Thanks so much for this @Alex

My mom has been fighting with me about this exact topic for months... I have already kept her at bay about the whole popcorn lung thing.

Great success!

 

[Silver]

Thanks @Alex

I will go read the full article when i get a chance. I did read the conclusion above and they dont refer to the high std dev measures.

What I also found interesting about their conclusion is their discussion of the things they didnt do in their study. Just shows that this is a complex area and way more research needs to be done. Also interesting that what they are measuring outside the body in their experiments can change in the lungs.

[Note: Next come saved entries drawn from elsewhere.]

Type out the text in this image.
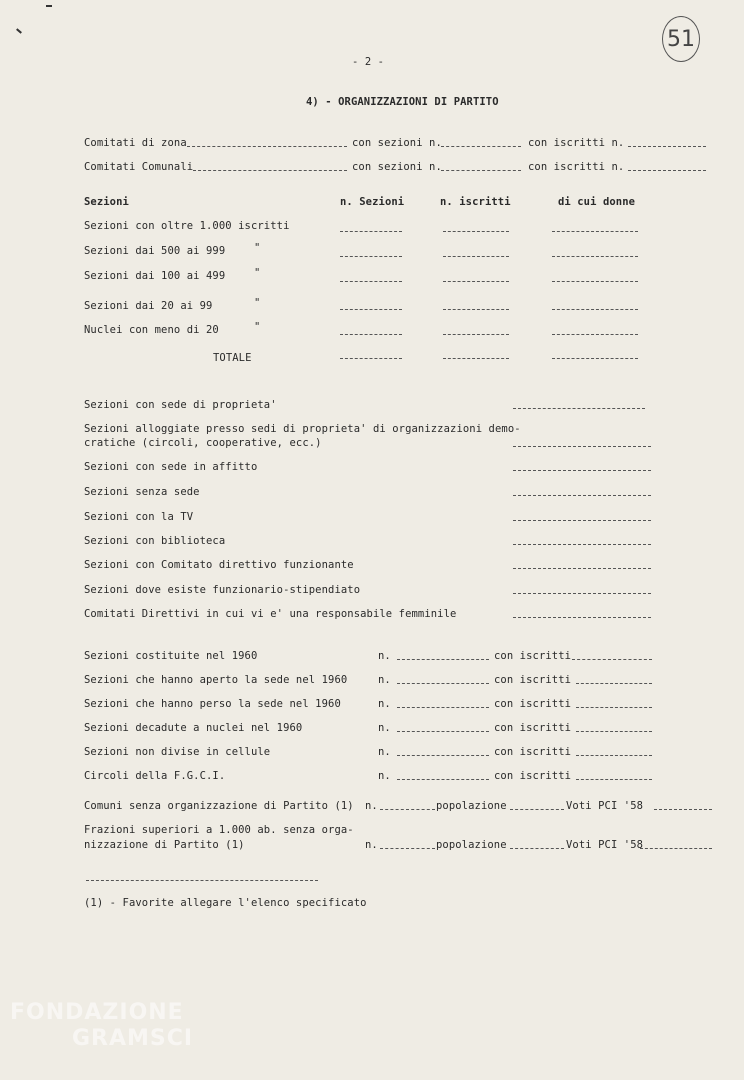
51
- 2 -
4) - ORGANIZZAZIONI DI PARTITO
Comitati di zona	con sezioni n.	con iscritti n.
Comitati Comunali	con sezioni n.	con iscritti n.
Sezioni	n. Sezioni	n. iscritti	di cui donne
Sezioni con oltre 1.000 iscritti
Sezioni dai 500 ai 999	"
Sezioni dai 100 ai 499	"
Sezioni dai 20 ai 99	"
Nuclei con meno di 20	"
TOTALE
Sezioni con sede di proprieta'
Sezioni alloggiate presso sedi di proprieta' di organizzazioni demo-
cratiche (circoli, cooperative, ecc.)
Sezioni con sede in affitto
Sezioni senza sede
Sezioni con la TV
Sezioni con biblioteca
Sezioni con Comitato direttivo funzionante
Sezioni dove esiste funzionario-stipendiato
Comitati Direttivi in cui vi e' una responsabile femminile
Sezioni costituite nel 1960	n.	con iscritti
Sezioni che hanno aperto la sede nel 1960	n.	con iscritti
Sezioni che hanno perso la sede nel 1960	n.	con iscritti
Sezioni decadute a nuclei nel 1960	n.	con iscritti
Sezioni non divise in cellule	n.	con iscritti
Circoli della F.G.C.I.	n.	con iscritti
Comuni senza organizzazione di Partito (1) n.	popolazione	Voti PCI '58
Frazioni superiori a 1.000 ab. senza orga-
nizzazione di Partito (1)	n.	popolazione	Voti PCI '58
(1) - Favorite allegare l'elenco specificato
FONDAZIONE
GRAMSCI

Yet another angle of complexity.

I just hope that the top medical teams and scientists can put their heads together and figure it all out.

In the meantime, what this is reinforcing to me is as follows:

• avoid dry puffs
• and when in doubt, its safer to be on lower power

 

[NewOobY]

very interesting read man, thanks @Alex. Sheesh how do you find this stuff man, it's awesome and makes my day go quicker

I must start print out these reports and keep them on me as there are still soooo many uneducated people out there and to them ignorance is bliss. They heard something somewhere so in their minds ecigs are as bad as analogs and thats it. It drives me up the wall.

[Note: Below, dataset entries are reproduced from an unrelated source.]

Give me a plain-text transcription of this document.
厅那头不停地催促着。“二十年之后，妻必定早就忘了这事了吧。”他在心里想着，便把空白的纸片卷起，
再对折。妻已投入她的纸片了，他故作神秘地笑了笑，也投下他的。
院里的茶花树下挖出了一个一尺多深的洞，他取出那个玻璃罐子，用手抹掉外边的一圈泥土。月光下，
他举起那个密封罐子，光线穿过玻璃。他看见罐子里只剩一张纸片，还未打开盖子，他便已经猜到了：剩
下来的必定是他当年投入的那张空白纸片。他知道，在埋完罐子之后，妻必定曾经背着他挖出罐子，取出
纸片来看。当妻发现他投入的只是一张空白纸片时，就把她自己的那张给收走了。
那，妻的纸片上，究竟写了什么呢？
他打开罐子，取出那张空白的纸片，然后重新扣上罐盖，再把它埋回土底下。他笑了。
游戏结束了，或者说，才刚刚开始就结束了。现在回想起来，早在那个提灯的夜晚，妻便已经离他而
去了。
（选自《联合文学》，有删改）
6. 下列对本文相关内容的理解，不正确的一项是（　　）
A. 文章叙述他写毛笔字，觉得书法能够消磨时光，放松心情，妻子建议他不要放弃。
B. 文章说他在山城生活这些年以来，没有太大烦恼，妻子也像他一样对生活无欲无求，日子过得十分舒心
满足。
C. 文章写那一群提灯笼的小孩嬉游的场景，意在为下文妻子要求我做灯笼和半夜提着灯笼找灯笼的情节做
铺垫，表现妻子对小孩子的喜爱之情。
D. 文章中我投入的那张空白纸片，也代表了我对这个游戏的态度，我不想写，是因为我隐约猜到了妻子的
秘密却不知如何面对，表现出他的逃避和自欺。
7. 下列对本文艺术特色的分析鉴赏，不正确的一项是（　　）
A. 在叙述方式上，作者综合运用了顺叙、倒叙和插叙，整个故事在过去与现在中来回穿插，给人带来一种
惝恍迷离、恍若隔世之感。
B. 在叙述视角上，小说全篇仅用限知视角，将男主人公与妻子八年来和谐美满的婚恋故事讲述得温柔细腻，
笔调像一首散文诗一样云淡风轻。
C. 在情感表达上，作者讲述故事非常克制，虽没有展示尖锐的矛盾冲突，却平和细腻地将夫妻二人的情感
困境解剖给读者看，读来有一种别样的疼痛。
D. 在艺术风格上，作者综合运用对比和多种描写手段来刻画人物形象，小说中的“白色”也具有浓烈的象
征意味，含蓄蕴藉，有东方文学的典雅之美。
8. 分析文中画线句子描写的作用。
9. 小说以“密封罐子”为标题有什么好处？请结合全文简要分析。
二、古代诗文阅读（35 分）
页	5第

Dude sadly people in general are stubborn by nature, hence you stating there was another study disproving the original by some margin would fall on deaf ears man. People hear what they want to hear, and equally frustrating is they believe what they want to believe - this applies no matter what evidence you provide etc.

Imagine how crazy it must of been for the world when they realized the world was in fact not flat and had more of a rounder shape. People died for that belief man - least we won't get killed for believing that vaping is much more safe than smoking.

Thanks @Alex

I will go read the full article when i get a chance. I did read the conclusion above and they dont refer to the high std dev measures.

What I also found interesting about their conclusion is their discussion of the things they didnt do in their study. Just shows that this is a complex area and way more research needs to be done. Also interesting that what they are measuring outside the body in their experiments can change in the lungs. Yet another angle of complexity.

I just hope that the top medical teams and scientists can put their heads together and figure it all out.

In the meantime, what this is reinforcing to me is as follows:

• avoid dry puffs
• and when in doubt, its safer to be on lower power

Agreed 100% about the dry puffs, problem with lower power is "it just don't taste the same "

 

[Stevape;)]

@NewOobY whats this talk about the world not being flat??

 

[rogue zombie]

Thank you @Alex for finding this.

I must admit, this was the one thing I worried about... when I wasn't using the Reo. Since I only drip, I always feel the cotton getting dry, and was a teensy bit paranoid of the possible dry-hit.

Its good to put things in prospective and get educated.